The goal of the Allocation Guidelines is to determine a patient’s access
to a ventilator based on prediction of likelihood of survival and not
based on value judgements. In fact, to uphold the fairness of the
process and to ensure there would not be any decisions based on social
or economic factors, the triage committee is a third party whose
representatives are not directly involved in the care of the patient and
does not receive any demographic information.
As noted above, the Allocation Guidelines were not activated during the
COVID crisis. With an incredible show of collaboration, creativity and
immense hard work, hospitals in New York City were able to care for all
patients who had COVID. The question must now be asked, is itever fair to activate a triage process and deny access to
critical care resources if there is the option to stretch resources
further?
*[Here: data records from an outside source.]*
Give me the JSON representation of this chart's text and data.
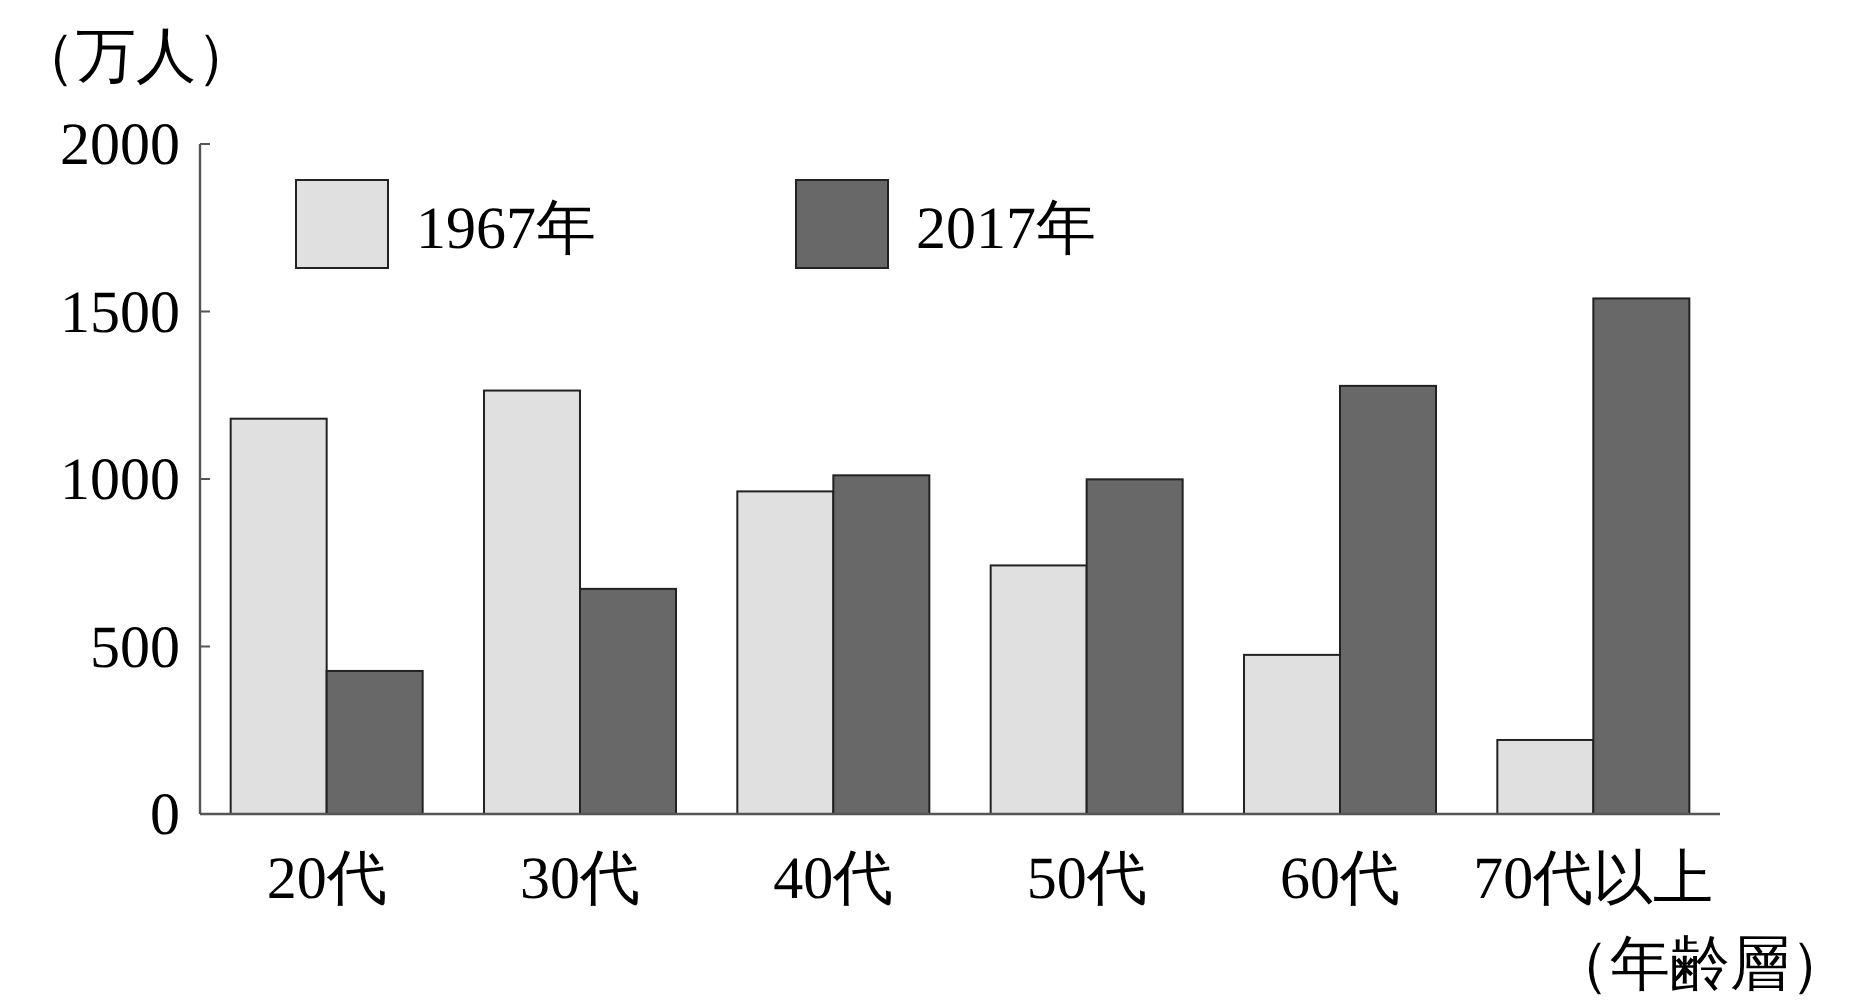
{
  "chart_data": {
    "type": "bar",
    "ylabel": "（万人）",
    "xlabel": "（年齢層）",
    "categories": [
      "20代",
      "30代",
      "40代",
      "50代",
      "60代",
      "70代以上"
    ],
    "series": [
      {
        "name": "1967年",
        "color": "#e0e0e0",
        "values": [
          1180,
          1264,
          963,
          742,
          475,
          221
        ]
      },
      {
        "name": "2017年",
        "color": "#686868",
        "values": [
          427,
          672,
          1011,
          999,
          1278,
          1539
        ]
      }
    ],
    "ylim": [
      0,
      2000
    ],
    "yticks": [
      0,
      500,
      1000,
      1500,
      2000
    ],
    "grid": false,
    "legend": "top left"
  }
}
The Institute of Medicine describes the spectrum of hospital
expansion in response to a public health emergency (30). Conventional
capacity is the normal operating capacity of a hospital. Contingency
capacity is defined as operating significantly above a hospital’s usual
capacity but is a state in which normal standards of care can be
delivered. Crisis capacity is the final stage in which hospital
resources are stretched so thin that normal standards of care cannot be
provided. It is often recommended that triage systems be activated
before a hospital enters crisis capacity as a mechanism to help avoid
providing crisis standards of care.
New York made a decision to enter crisis capacity rather than activate a
triage system. This necessarily meant that hospitals were providing
crisis standards of care to all patients rather than normal
standards of care to fewer patients. Nursing and physician ratios
were tripled, non-ICU trained physicians were caring for ICU patients
and all manner of hospital spaces were repurposed to create rooms for
ICU level patients. One particular example was the provision of
dialysis. So many critically ill patients required dialysis that
hospitals quickly ran out of machines and supplies (31). This meant that
in some cases, in a manner not consistent with typical standards of
care, patients received fewer hours of dialysis than normal or had
peritoneal dialysis as a manner of stretching the supply of dialysis to
meet the demand.
As an acknowledgment of crisis standards of care and in order to support
clinicians’ ability to continue to care for so many patients, the
governor of New York passed the Emergency Disaster Treatment Protection
Act (32). The Act’s stated purpose is to broadly protect health care
facilities and professionals from liability for the treatment of
patients during the COVID-19 pandemic. The Act shields health care
professionals from civil and criminal liability in connection with
services provided to any patient as a result of and during the COVID-19
crisis, so long as decisions are made in good faith. For decisions that
are alleged to be unlawful, the Act also provides immunity if they
result “from a resource or staffing shortage.” Such legal protections
were imperative to allow healthcare workers to continue to practice in
the crisis environment but also are a recognition that the provision of
crisis standards of care may contribute to adverse events.
While there are many ongoing conversations about whether New York should
have activated triage systems, I have never been prouder of my city and
my colleagues for their response to the COVID crisis. Taking care of
nearly 120,000 New York City patients required perseverance, courage,
resourcefulness and a willingness to accept personal risk. It will be
months before we have outcomes data on the COVID patients and even
longer before we will fully understand the consequences of our decision
to treat all New Yorkers. But until then, we can stand tall in the
knowledge that while our healthcare system was under unprecedented
stress, we performed heroically and fairly.